Bishop later attended The University of Chicago, meeting fellow aficionado Paul Butterfield during his first week roaming that city’s famous blues cauldrons. All of the greats of the era could be heard performing in any of the numerous blues and folk oriented clubs that were the Mecca of that rich and vital music scene. Adding guitarist Mike Bloomfield, the Paul Butterfield Blues Band recorded their first album with its eponymous title in 1965. It ushered in a new era and a new musical genre: blues rock. The Butterfield Band had a further appointment with history, teaming with Bob Dylan for an enormously controversial electric appearance at the 1965 Newport Folk Festival. To call that event seismic would be to understate its importance. Bishop left the band in 1968, moving to San Francisco and recording several solo hits in the 1970s. He continues to tour and record, his slide guitar technique developing over the years into its familiar slashing expressiveness coupled with a lively wit that is stylistically unique.

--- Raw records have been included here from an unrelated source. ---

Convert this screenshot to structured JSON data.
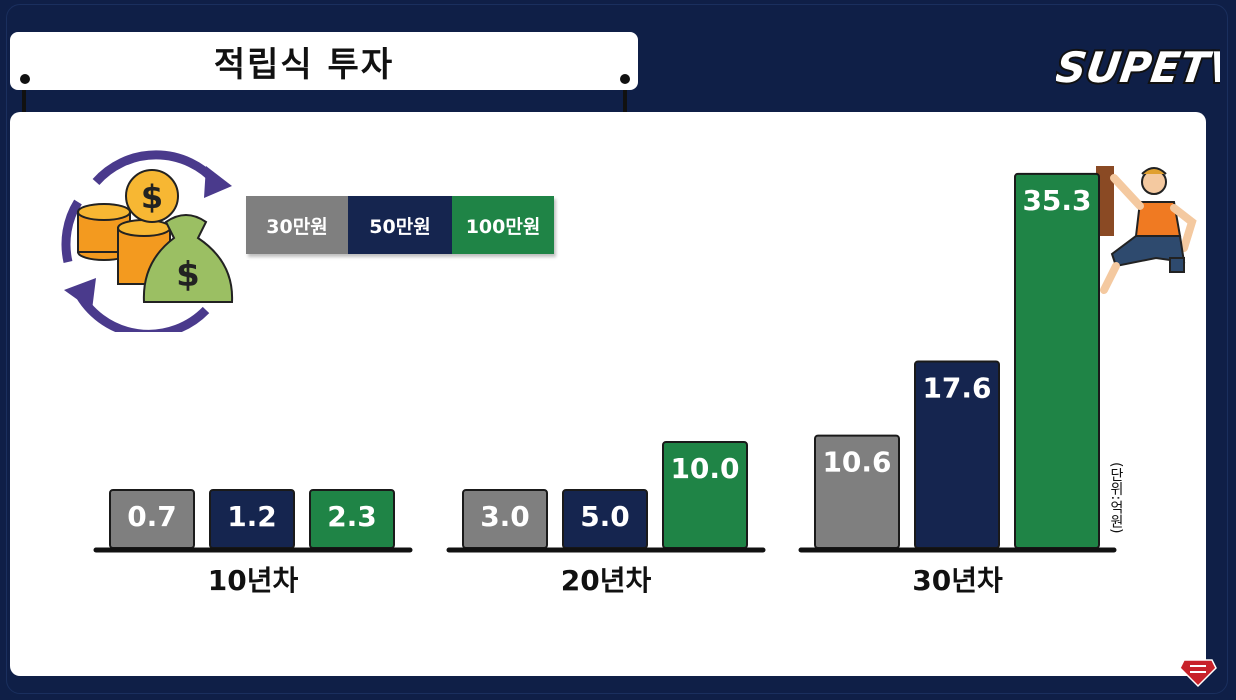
{
  "title": "적립식 투자",
  "logo_text": "SUPETV",
  "legend": [
    {
      "label": "30만원",
      "color": "#7f7f7f"
    },
    {
      "label": "50만원",
      "color": "#15254f"
    },
    {
      "label": "100만원",
      "color": "#1f8446"
    }
  ],
  "unit_label": "(단위:억원)",
  "chart_data": {
    "type": "bar",
    "title": "적립식 투자",
    "categories": [
      "10년차",
      "20년차",
      "30년차"
    ],
    "series": [
      {
        "name": "30만원",
        "values": [
          0.7,
          3.0,
          10.6
        ],
        "color": "#7f7f7f"
      },
      {
        "name": "50만원",
        "values": [
          1.2,
          5.0,
          17.6
        ],
        "color": "#15254f"
      },
      {
        "name": "100만원",
        "values": [
          2.3,
          10.0,
          35.3
        ],
        "color": "#1f8446"
      }
    ],
    "value_labels": [
      [
        "0.7",
        "3.0",
        "10.6"
      ],
      [
        "1.2",
        "5.0",
        "17.6"
      ],
      [
        "2.3",
        "10.0",
        "35.3"
      ]
    ],
    "xlabel": "",
    "ylabel": "",
    "unit": "억원",
    "grid": false,
    "legend_position": "top-left"
  }
}
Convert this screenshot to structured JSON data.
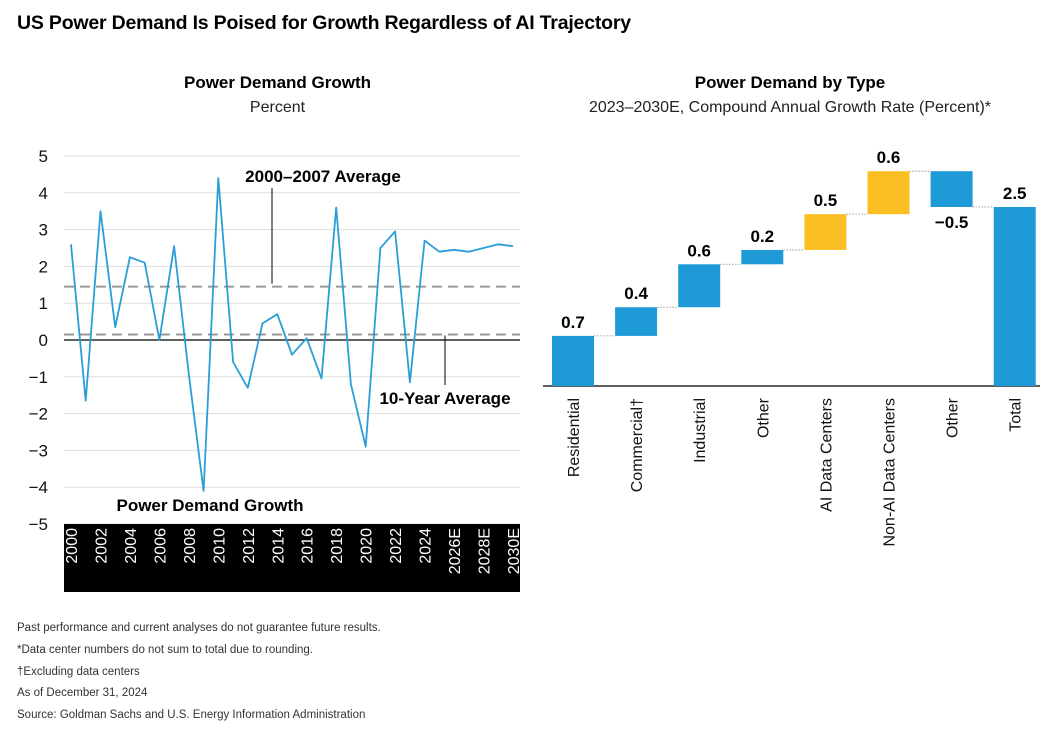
{
  "main_title": "US Power Demand Is Poised for Growth Regardless of AI Trajectory",
  "footnotes": [
    "Past performance and current analyses do not guarantee future results.",
    "*Data center numbers do not sum to total due to rounding.",
    "†Excluding data centers",
    "As of December 31, 2024",
    "Source: Goldman Sachs and U.S. Energy Information Administration"
  ],
  "colors": {
    "line": "#2a9fd6",
    "bar_blue": "#1e9bd7",
    "bar_yellow": "#fbbf24",
    "ref_dash": "#999999"
  },
  "chart_data": [
    {
      "type": "line",
      "title": "Power Demand Growth",
      "subtitle": "Percent",
      "ylim": [
        -5,
        5
      ],
      "yticks": [
        "5",
        "4",
        "3",
        "2",
        "1",
        "0",
        "−1",
        "−2",
        "−3",
        "−4",
        "−5"
      ],
      "xticks": [
        "2000",
        "2002",
        "2004",
        "2006",
        "2008",
        "2010",
        "2012",
        "2014",
        "2016",
        "2018",
        "2020",
        "2022",
        "2024",
        "2026E",
        "2028E",
        "2030E"
      ],
      "grid": true,
      "series": [
        {
          "name": "Power Demand Growth",
          "x": [
            2000,
            2001,
            2002,
            2003,
            2004,
            2005,
            2006,
            2007,
            2008,
            2009,
            2010,
            2011,
            2012,
            2013,
            2014,
            2015,
            2016,
            2017,
            2018,
            2019,
            2020,
            2021,
            2022,
            2023,
            2024,
            2025,
            2026,
            2027,
            2028,
            2029,
            2030
          ],
          "values": [
            2.6,
            -1.65,
            3.5,
            0.35,
            2.25,
            2.1,
            0.0,
            2.55,
            -0.95,
            -4.1,
            4.4,
            -0.6,
            -1.3,
            0.45,
            0.7,
            -0.4,
            0.05,
            -1.05,
            3.6,
            -1.2,
            -2.9,
            2.5,
            2.95,
            -1.15,
            2.7,
            2.4,
            2.45,
            2.4,
            2.5,
            2.6,
            2.55
          ]
        }
      ],
      "reference_lines": [
        {
          "label": "2000–2007 Average",
          "value": 1.45
        },
        {
          "label": "10-Year Average",
          "value": 0.15
        }
      ]
    },
    {
      "type": "bar",
      "subtype": "waterfall",
      "title": "Power Demand by Type",
      "subtitle": "2023–2030E, Compound Annual Growth Rate (Percent)*",
      "categories": [
        "Residential",
        "Commercial†",
        "Industrial",
        "Other",
        "AI Data Centers",
        "Non-AI Data Centers",
        "Other",
        "Total"
      ],
      "values": [
        0.7,
        0.4,
        0.6,
        0.2,
        0.5,
        0.6,
        -0.5,
        2.5
      ],
      "labels": [
        "0.7",
        "0.4",
        "0.6",
        "0.2",
        "0.5",
        "0.6",
        "−0.5",
        "2.5"
      ],
      "bar_colors": [
        "blue",
        "blue",
        "blue",
        "blue",
        "yellow",
        "yellow",
        "blue",
        "blue"
      ]
    }
  ]
}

“The Blues Rolls On” features a host of excellent blues musicians including B. B. King, Warren Haynes, Derek Trucks, George Thorogood, James Cotton, Kim Wilson and John Nemeth. Bishop sings on most of the tracks, his voice a raspy approximation of a crooner, with Nemeth and others pitching in on a few. The guitar playing is the focus of this splendid recording and it is superb. On Bishop’s remake of his 70s solo hit “Struttin’ My Stuff” with Haynes and Trucks we hear some of the finest recorded slide guitar playing since the heyday of Duane Allman and the canonic “Layla” album. The crackling track with B. B. King “Keep a Dollar in Your Pocket” features some banter with the legendary bluesman. As this is a widescreen view of the state of the blues the youngest accompanying musician on this celebration of the music is nine years old, the oldest is 82. This inspirational recording is a wonderful overview of modern blues. Bishop’s love for the genre can be heard in every sustained, over-driven note.
The music was recorded at multiple venues ranging from state-of-the-art studios, the Voodoo Lounge and “The Legendary Blues Cruise” off the west coast of Mexico. The sound reflects this; it is generally excellent but is variable by nature. However, there is nothing detrimental to the music which shines regardless of where it was recorded.